To ensure the best possible positioning result, provide high-quality measurements.
The result quality depends on the measurement freshness and correctness.
Your APIs for listing available WLANs may include some old or cached WLANs that are no longer relevant. If
such stale WLANs are included in a positioning request, the resulting location estimate may be inaccurate,
incorrect, or simply not available.
Filter out any old WLANs from the measurements and do not send them in your requests.
During cell handovers (from one cell to another) and during cell technology handovers (between 2G/3G/4G),
the cell parameters returned by external APIs may be temporarily incoherent. For example, the cell identifier
may be measured from the new cell, but the LAC code may still be the one for the old cell. Beware of such
corrupt measurements, as they may result in incorrect location estimates. They may also even prevent the
service from being able to determine a position.
You can compare several subsequent measurements to better detect such anomalies or recheck the parameter
values a few seconds after a cell change is detected.
During an ongoing call or data transfer, the cell identifier reported by your APIs may be stale. The values may
identify the cell in which the call started, instead of the current cell, when the device has moved during the
call.
In such cases, the location estimate can be incorrect.

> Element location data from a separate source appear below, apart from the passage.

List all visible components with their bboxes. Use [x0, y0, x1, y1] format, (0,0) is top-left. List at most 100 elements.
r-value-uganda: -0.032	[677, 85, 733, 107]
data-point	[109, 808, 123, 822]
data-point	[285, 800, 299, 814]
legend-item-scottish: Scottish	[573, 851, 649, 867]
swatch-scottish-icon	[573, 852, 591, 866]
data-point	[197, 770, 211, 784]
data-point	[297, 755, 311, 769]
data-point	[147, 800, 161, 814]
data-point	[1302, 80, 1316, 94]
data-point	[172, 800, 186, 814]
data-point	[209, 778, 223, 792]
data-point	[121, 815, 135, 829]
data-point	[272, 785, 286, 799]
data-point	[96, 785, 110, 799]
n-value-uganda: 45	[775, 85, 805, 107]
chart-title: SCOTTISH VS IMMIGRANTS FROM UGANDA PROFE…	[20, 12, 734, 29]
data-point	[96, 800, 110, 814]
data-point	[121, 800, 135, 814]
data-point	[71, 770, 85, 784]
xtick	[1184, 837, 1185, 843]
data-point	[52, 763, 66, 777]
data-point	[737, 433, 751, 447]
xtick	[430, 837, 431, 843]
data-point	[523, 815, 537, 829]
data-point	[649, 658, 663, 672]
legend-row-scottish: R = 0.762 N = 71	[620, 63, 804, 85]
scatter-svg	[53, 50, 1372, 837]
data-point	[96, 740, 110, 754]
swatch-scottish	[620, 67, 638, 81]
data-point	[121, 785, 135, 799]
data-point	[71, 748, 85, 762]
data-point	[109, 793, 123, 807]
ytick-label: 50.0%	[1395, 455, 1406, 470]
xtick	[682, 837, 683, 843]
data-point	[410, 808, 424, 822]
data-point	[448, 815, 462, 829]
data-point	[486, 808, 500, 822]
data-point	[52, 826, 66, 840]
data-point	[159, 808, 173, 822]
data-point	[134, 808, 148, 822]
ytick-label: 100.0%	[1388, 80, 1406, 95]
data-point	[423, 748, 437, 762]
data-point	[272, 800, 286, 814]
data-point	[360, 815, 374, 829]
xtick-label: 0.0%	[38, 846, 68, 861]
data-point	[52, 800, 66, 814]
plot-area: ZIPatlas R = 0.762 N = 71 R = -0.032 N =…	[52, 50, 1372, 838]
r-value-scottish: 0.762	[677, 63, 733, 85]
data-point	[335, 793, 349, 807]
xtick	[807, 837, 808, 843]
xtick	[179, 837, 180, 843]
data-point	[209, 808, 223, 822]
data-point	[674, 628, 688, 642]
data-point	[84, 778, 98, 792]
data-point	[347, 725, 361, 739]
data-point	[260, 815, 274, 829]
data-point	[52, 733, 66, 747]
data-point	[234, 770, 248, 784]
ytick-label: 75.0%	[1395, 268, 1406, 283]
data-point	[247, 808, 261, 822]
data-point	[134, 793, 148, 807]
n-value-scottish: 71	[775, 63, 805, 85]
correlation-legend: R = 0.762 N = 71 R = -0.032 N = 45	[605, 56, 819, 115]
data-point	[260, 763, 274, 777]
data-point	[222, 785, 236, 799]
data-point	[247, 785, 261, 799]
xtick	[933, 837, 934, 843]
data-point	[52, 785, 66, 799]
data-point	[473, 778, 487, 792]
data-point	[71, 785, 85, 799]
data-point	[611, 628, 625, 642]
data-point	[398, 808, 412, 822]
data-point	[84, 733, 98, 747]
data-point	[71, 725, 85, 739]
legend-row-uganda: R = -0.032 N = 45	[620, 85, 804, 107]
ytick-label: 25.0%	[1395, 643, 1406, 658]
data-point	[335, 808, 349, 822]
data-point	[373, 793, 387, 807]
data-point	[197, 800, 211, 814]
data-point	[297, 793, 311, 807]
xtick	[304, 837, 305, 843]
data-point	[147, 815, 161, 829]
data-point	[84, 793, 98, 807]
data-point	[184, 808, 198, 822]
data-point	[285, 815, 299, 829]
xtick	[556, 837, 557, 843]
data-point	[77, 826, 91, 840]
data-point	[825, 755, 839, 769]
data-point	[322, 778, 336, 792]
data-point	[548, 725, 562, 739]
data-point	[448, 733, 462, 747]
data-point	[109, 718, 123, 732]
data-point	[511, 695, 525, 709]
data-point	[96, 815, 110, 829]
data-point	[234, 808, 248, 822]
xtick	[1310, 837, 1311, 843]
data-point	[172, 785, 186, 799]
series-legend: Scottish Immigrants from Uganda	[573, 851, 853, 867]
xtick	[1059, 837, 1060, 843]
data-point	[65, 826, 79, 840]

You can detect these situations on the client side by
checking the Radio Resource Control State.
Include cell measurements in a WLAN-based positioning requests to get better positioning results.
30Optimize indoor positioning result
Tips for Indoor Positioning Data Accuracy
Use the following tips to get the most accurate indoor positioning response.
WiFi
The objective of WiFi scanning is to capture all the WiFi APs (Access Point) observable by the device.
Limiting the number of WiFi APs in the object sent to server in any way is highly undesirable.
Indoor Positioning specifics
Rx level is mandatory
About timestamps
Including measurement timestamps to the object sent to server is highly recommended.
If measurement timestamps are available in the device, we recommend including up to a 10-second
tail of measurements to the object sent to server.
If measurement timestamps are unavailable in the device, only include the instantaneous
measurements (no tail) to the object sent to server.
Bluetooth
The objective of Bluetooth scanning is to capture all the Eddystone/iBeacon Bluetooth beacons observable by
the device.
Limiting the number of beacons in the object sent to server in any way is highly undesirable.
Only include Eddystone and/or iBeacon beacons to the object sent to server.
Always include one of {MAC Address, EddystoneID, iBeaconID}. Prefer MAC Address.
About timestamps
Including measurement timestamps to the object sent to server is highly recommended.
If measurement timestamps are available in the device, we recommend including up to a 10-second tail of
measurements to the object sent to server. In this case, make 500ms scans continuously.
If measurement timestamps are unavailable in the device, only include the instantaneous measurements
(no tail) to the object sent to server. For an instantaneous measurement make a single 3000ms scan.